Он повертел очки, снова закусил дужку. Негромко сказал, шепелявя:
– Ты там… ошобо не мудри, в общем. Территория этого не любит – мигом можги наизнанку вывернет. Я видел некоторых…
– И что «некоторые»? – насторожился я.
Саша помолчал, вынул многострадальную дужку изо рта и убрал очки в карман халата.
– Ты просто будь осторожен, – сказал он. – Там… всякое случается.
– Спасибо, успокоил.
– Бывай.
Когда я вышел из кабинета, Боб уже в нетерпении переминался с ноги на ногу.
– Фсьо хорошо? – спросил он, смешно приподняв брови.
– Супер, – ответил я. – Что дальше?
Он объяснил, что мне придётся оставить кейс здесь, в сейфе. И все остальные электронные и механические устройства тоже.
Я отстегнул цепочку. Достал из кейса записи, увеличительное стекло, боксы для образцов почвы и карандаш. На их место положил мобильник и кварцевые часы – больше у меня никаких приборов с собой не было.
Защёлкнув кейс, я повернул ключ и выставил код. Ту же процедуру проделал с индивидуальным сейфом. Оба ключа положил в нагрудный карман, подхватил папку с записями и изобразил готовность к подвигам.
Мы с Бобом прошли через рентген-установку, за монитором которой сидела девушка в военной форме.
– Как там у меня печень? Без патологии? – не удержался я, выйдя из аппарата.
Девушка нахмурилась и вопросительно поглядела на Боба. Но тот лишь улыбнулся и развёл руками. Выходя на улицу, я картинно отдал честь. Это у нас к пустой голове руку прикладывать не положено, а у них можно.
Перед тем, как закрыть за собой дверь, Боб виновато объяснил ей:
– Russian.
Машину, разумеется, тоже пришлось оставить на стоянке блокпоста. Если уж тут шарики из ручек вылетают, можно представить, что произойдёт с внедорожником. В Мегатрона, поди, превратится.

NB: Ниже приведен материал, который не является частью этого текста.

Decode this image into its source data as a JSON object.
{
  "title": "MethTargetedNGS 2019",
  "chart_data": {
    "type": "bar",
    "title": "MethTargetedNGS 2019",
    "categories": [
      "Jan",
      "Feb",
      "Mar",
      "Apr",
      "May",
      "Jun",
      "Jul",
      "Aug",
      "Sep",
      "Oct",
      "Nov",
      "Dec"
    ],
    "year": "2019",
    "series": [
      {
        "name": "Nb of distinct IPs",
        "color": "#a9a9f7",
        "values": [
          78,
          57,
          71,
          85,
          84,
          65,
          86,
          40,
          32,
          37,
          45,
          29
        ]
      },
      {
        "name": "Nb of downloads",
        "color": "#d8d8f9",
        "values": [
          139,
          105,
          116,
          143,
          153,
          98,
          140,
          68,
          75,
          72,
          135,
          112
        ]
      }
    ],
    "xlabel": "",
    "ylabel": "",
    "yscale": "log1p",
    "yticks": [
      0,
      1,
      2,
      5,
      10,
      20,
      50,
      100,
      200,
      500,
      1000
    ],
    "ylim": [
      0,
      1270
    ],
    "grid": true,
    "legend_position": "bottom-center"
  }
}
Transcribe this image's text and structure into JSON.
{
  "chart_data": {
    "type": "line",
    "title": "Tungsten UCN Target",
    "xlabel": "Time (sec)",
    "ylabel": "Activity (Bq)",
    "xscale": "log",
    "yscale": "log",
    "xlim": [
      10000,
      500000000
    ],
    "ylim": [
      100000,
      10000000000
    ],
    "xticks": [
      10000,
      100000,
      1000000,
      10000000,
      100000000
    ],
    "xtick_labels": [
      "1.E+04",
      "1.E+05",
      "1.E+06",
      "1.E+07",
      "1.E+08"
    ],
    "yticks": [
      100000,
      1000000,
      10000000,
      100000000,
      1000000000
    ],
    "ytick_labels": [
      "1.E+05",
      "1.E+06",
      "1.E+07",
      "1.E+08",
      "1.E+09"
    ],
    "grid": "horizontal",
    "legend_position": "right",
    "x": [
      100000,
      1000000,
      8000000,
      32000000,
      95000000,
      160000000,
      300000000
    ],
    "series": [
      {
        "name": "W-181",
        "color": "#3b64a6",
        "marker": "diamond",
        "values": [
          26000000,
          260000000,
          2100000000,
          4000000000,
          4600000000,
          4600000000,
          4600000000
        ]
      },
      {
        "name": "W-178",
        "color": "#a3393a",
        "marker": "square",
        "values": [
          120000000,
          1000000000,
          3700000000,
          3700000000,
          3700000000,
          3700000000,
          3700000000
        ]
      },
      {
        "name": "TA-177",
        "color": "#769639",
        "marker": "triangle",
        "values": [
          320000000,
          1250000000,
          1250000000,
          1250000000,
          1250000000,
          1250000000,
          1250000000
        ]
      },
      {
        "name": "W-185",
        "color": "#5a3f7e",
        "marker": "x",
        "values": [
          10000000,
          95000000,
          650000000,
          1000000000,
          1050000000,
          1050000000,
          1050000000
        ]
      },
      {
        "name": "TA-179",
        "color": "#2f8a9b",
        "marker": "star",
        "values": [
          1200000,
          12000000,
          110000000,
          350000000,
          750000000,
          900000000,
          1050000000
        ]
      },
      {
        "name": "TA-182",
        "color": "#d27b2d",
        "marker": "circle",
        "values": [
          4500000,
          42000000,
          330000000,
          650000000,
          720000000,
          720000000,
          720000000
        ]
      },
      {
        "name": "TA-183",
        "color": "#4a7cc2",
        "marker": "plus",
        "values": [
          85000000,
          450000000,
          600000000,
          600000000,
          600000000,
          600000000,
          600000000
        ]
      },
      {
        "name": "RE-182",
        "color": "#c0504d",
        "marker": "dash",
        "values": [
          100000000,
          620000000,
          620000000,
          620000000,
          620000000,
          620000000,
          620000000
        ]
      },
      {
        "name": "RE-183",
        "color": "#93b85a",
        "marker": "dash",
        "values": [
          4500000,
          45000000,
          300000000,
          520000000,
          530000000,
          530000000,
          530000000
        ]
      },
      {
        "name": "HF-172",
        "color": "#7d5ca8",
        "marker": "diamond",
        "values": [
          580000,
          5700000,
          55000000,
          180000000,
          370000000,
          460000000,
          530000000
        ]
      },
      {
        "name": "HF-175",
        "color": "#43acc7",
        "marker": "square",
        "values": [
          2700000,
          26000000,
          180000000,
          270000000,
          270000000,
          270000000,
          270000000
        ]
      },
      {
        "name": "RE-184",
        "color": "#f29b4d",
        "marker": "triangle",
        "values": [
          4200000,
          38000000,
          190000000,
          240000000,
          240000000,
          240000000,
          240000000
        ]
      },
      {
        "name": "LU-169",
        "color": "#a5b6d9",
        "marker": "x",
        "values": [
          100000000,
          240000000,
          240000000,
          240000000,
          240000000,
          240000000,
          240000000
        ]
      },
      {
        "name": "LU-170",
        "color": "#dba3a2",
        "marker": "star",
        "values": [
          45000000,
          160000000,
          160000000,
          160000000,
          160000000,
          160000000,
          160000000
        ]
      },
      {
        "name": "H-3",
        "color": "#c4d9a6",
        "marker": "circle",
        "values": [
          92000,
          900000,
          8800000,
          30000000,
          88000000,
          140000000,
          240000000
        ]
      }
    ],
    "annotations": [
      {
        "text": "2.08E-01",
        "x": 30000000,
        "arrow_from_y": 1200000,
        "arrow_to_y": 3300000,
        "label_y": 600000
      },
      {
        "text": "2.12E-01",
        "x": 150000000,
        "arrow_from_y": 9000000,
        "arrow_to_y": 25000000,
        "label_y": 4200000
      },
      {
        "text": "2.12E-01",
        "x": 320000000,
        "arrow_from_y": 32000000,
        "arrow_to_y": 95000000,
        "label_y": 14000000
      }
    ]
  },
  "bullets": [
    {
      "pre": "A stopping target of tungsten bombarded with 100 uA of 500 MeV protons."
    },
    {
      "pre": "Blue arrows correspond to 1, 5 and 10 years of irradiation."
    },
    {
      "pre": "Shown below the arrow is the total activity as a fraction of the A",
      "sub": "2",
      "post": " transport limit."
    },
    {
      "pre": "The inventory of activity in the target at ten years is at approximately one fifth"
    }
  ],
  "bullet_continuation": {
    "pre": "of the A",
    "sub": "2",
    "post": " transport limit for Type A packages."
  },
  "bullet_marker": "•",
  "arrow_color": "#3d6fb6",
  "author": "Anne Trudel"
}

Дальше мы двинулись пешком.
Шоссе тянулось вдоль каньона. Точнее, это разлом образовался, повторяя изгибы трассы – словно исполинские силы, двигавшие земную твердь, решили оставить дорогу нетронутой.
Случайность? Возможно.
Серое, затянутое облаками небо нагоняло тоску. Вокруг не было ни души, только красноватая равнина, на которой даже трава росла неохотно, сбиваясь в небольшие зеленые островки.
Четверть часа мы меряли шагами асфальт. Боб молчал. После блокпоста он, кажется, вообще не проронил ни слова. Наконец я не выдержал и поинтересовался, когда мы начнем спускаться в каньон? Боб долго соображал и морщил лоб, а потом спросил, зачем нам туда лезть? Тут уже пришла моя очередь соображать и хмурится. Я осторожно уточнил, как же изучать территорию, если не спускаться? С расстояния, что ли? И тут Боб просветлел. Учёный растолковал мне, что территория «Парадокс» – это не дно каньона, а его край. Кромка и прилегающее плато.
Сперва я удивился, но потом понял: а ведь никто и не говорил насчёт самого каньона. Просто я почему-то был уверен, что загадочная аномалия именно в ущелье, а не рядом.
Ну, тем проще.
Спустя час мы приблизились к месту. Ещё издали я заметил несколько палаток и людей между ними.
Приблизившись к лагерю, мы разошлись: Боб, извинившись, направился к одному из тентов по своим делам, а я решил хорошенько осмотреться. Честно говоря, я даже обрадовался, что американцу понадобилось отлучиться: не люблю, когда над душой висят.
Территория «Парадокс» лежала на холмистом глинистом плато диаметром около двух километров. По периметру она была размечена вешками с красными флажками из светоотражающей материи. С правой стороны участок ограничивал крутой обрыв, слева – пролесок.
Людей тут было немного: с полдюжины военных и десятка полтора в штатском. Скорее всего, эти штатские и были учёные из разных стран.
Я походил, понаблюдал. Практически все здесь держались обособленно друг от друга. Лишь пару раз несколько человек сходились вместе. И то ненадолго.